Afschaffen IACK: negatief inkomenseffect
Het afschaffen van de IACK leidt tot een negatief inkomenseffect. Het mediane effect is -2.500 euro per jaar voor alleenstaande ouders, en dat betreft -4,6% van hun besteedbaar inkomen. Het mediane effect voor tweeverdieners is -2.400 euro, wat neerkomt op -2,5%.
Dat een vergelijkbaar inkomenseffect in euro’s neerkomt op een ander percentage, wijst erop dat het mediane huishoudinkomen van alleenstaande ouders lager ligt dan van tweeverdieners. Dat is ook zichtbaar in de verdeling van huishoudens over de inkomensklassen. Tweeverdieners zitten vaker in hogere inkomensklassen, terwijl alleenstaande ouders vaker in lagere inkomensklassen zitten.
Negatief effect groter bij hoger inkomen
Het negatieve effect (in absolute zin) is groter voor huishoudens met een hoger inkomen. Hiervoor zijn twee verklaringen.
De eerste verklaring is dat huishoudens met een hoger inkomen doorgaans recht hebben op meer IACK. De IACK bouwt op met het inkomen, tot het maximale IACK-bedrag van circa 2.700 is bereikt bij een persoonlijk inkomen van circa 28.500 euro.
De tweede verklaring hangt samen met het zogeheten verzilveringsprobleem. Sommige ouders betalen op basis van de tarieven niet genoeg belasting om alle heffingskortingen waar ze recht op hebben (arbeidskorting, algemene heffingskorting en IACK) volledig te benutten.

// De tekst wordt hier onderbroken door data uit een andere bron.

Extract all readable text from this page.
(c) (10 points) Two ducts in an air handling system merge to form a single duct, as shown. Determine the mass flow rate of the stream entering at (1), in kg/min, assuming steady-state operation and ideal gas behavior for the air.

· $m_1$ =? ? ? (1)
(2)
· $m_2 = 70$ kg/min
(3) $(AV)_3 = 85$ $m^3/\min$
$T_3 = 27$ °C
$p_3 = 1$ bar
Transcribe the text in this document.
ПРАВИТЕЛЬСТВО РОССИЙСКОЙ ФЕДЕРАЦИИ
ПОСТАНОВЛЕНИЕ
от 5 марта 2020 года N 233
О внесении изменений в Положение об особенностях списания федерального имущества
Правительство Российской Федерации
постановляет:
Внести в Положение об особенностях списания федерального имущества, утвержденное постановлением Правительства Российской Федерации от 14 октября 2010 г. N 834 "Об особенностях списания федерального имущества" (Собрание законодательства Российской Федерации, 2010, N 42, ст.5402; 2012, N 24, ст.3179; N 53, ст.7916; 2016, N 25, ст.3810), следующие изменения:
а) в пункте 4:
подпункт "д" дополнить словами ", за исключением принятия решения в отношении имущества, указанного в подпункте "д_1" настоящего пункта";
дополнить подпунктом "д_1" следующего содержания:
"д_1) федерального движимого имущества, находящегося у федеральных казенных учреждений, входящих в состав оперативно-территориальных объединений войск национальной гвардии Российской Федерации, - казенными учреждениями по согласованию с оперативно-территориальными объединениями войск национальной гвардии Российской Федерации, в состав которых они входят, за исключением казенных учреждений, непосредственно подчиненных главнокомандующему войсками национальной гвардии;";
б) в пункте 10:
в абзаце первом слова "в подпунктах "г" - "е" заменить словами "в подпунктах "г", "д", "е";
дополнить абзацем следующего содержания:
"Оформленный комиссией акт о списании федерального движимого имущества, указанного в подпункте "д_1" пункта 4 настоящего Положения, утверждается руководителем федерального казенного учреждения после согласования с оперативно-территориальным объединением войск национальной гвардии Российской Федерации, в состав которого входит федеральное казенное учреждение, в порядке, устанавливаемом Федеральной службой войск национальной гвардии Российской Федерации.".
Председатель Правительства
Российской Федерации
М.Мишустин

Daardoor hebben ouders met een inkomen tot circa 28.000 euro in praktijk minder voordeel van de IACK dan het bedrag waarop zij op grond van hun bruto-inkomen recht zouden hebben. Gevolg is ook dat zij de afschaffing van de IACK slechts deels merken.
Inkomen minstverdienende partner
De twee genoemde redenen verklaren ook waarom het effect bij alleenstaande ouders sneller oploopt met het inkomen dan bij samenwonende ouders. De hoogte van de IACK is bij samenwonende ouders gebaseerd op het inkomen van de minstverdienende partner.
Het inkomen van de minstverdienende partner ligt altijd (minimaal de helft) lager dan het huishoudinkomen. Daardoor hebben zij – ook bij een hoger huishoudinkomen – vaker geen recht op het maximale IACK-bedrag, en bovendien speelt vaker dat ouders niet het volledige bedrag kunnen verzilveren.
Geen compensatieplannen
Op dit moment zijn er geen concrete plannen om negatieve inkomenseffecten te compenseren. Wel kijkt het kabinet ieder jaar bij de besluitvorming over het inkomensbeleid naar de evenwichtigheid van de koopkrachtontwikkeling. Daarbij wordt ook gekeken naar verschillende groepen huishoudens, zoals
huishoudens met en zonder kinderen.
Antwoorden op Kamervragen over inkomenseffecten afschaffen IACK
‘IACK afschaffen voor werkende ouders zorgt voor fiscale geboortepolitiek’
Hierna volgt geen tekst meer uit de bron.